Allison Vetter-Democrat is running against Jake Moss- Republican for justice of peace for District 13. District 13 encompasses most of West Conway and Donnell Ridge.

Justice of the peace serve on the quorum court and vote on issues relating to public safety, roads and finances for the residents of Faulkner County. 

Vetter has lived in Conway since 2001. Vetter works for Hendrix College as a Title ix investigator and education coordinator. Before working at Hendrix, Vetter was an associate professor of sociology at Henderson. While at Henderson, Vetter helped the school develop its Title ix program.

According to her website, Vetter describes herself as fiscal conservatives who supports economic development. Vetter aims to achieve this by using research to help the Quorum Court improve their decision making on economic issues, “In order to make the best possible funding decisions we need to take a look at the overall budgets. What are we doing well? Where can we be more efficient? My training in research methodology can contribute to this type of analysis, which will help the Quorum Court make sound economic decisions to the benefit of all of Faulkner County,” Vetter said.  

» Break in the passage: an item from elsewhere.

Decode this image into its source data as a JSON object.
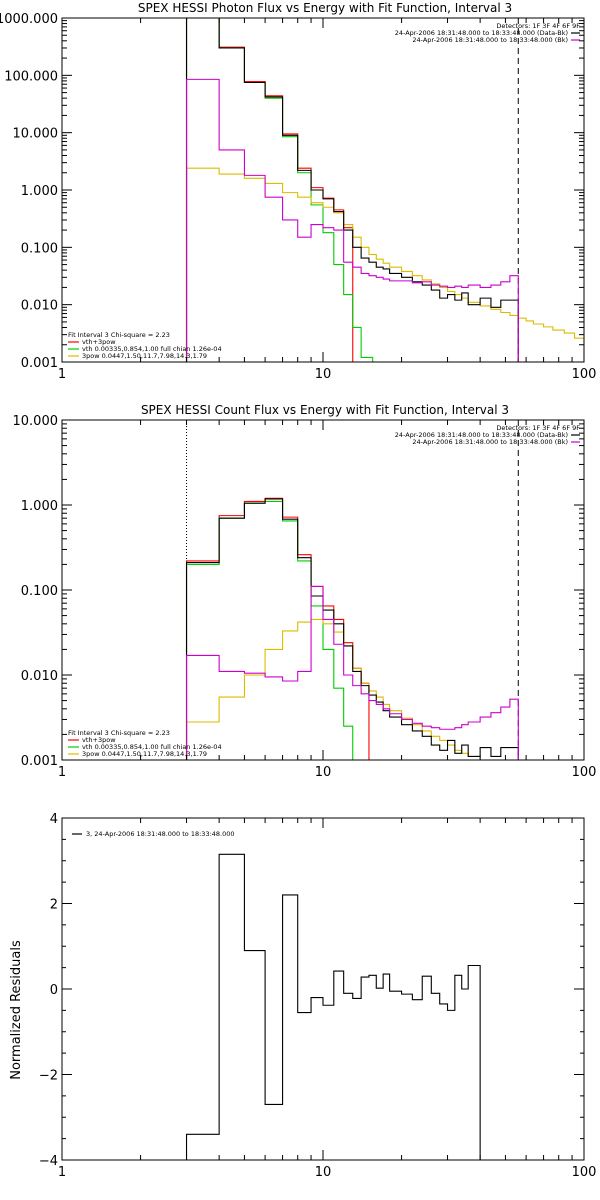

On her website, Vetter states that she wants to improve the transparency of the Quorum Court and use data to make more of the decisions. Vetter believes using data is an important part of making decisions on behalf of the public, “Drawing on over 20 years of experience working in higher education, I believe in taking a ‘big picture’ approach, which means gathering as much relevant information as possible before making decisions. This is particularly important for an elected official who is entrusted with making decisions on behalf of the citizens of Faulkner County. Perhaps the most important aspect of the job is to be a good steward of public funds,” Vetter said.

During 2020, there has been discussion on how to improve policing, which is seen as a public safety issue. Vetter believes it is worth looking into the ways policing can be improved, “I would ask in return, is there a reason we would not want to improve? Best practice would dictate a commitment to evaluating current processes and procedures in order to identify possible areas for improvement. Issues worthy of examination include the impact of social, cultural, and technological changes on policing, as well as how well law enforcement are integrated in the communities they serve,” Vetter said.

Vetter found inspiration for running for this position from her parents, “I learned from watching my parents give back to their community that public service is important. I believe we should all take responsibility for our communities; running for office is one way to do that. This past year has been chaotic in many ways - I can be upset with the way things are, or I can do my part to make my corner of the world a little bit better,” Vetter said.

Voting for District 13 justice of peace is on Nov. 3.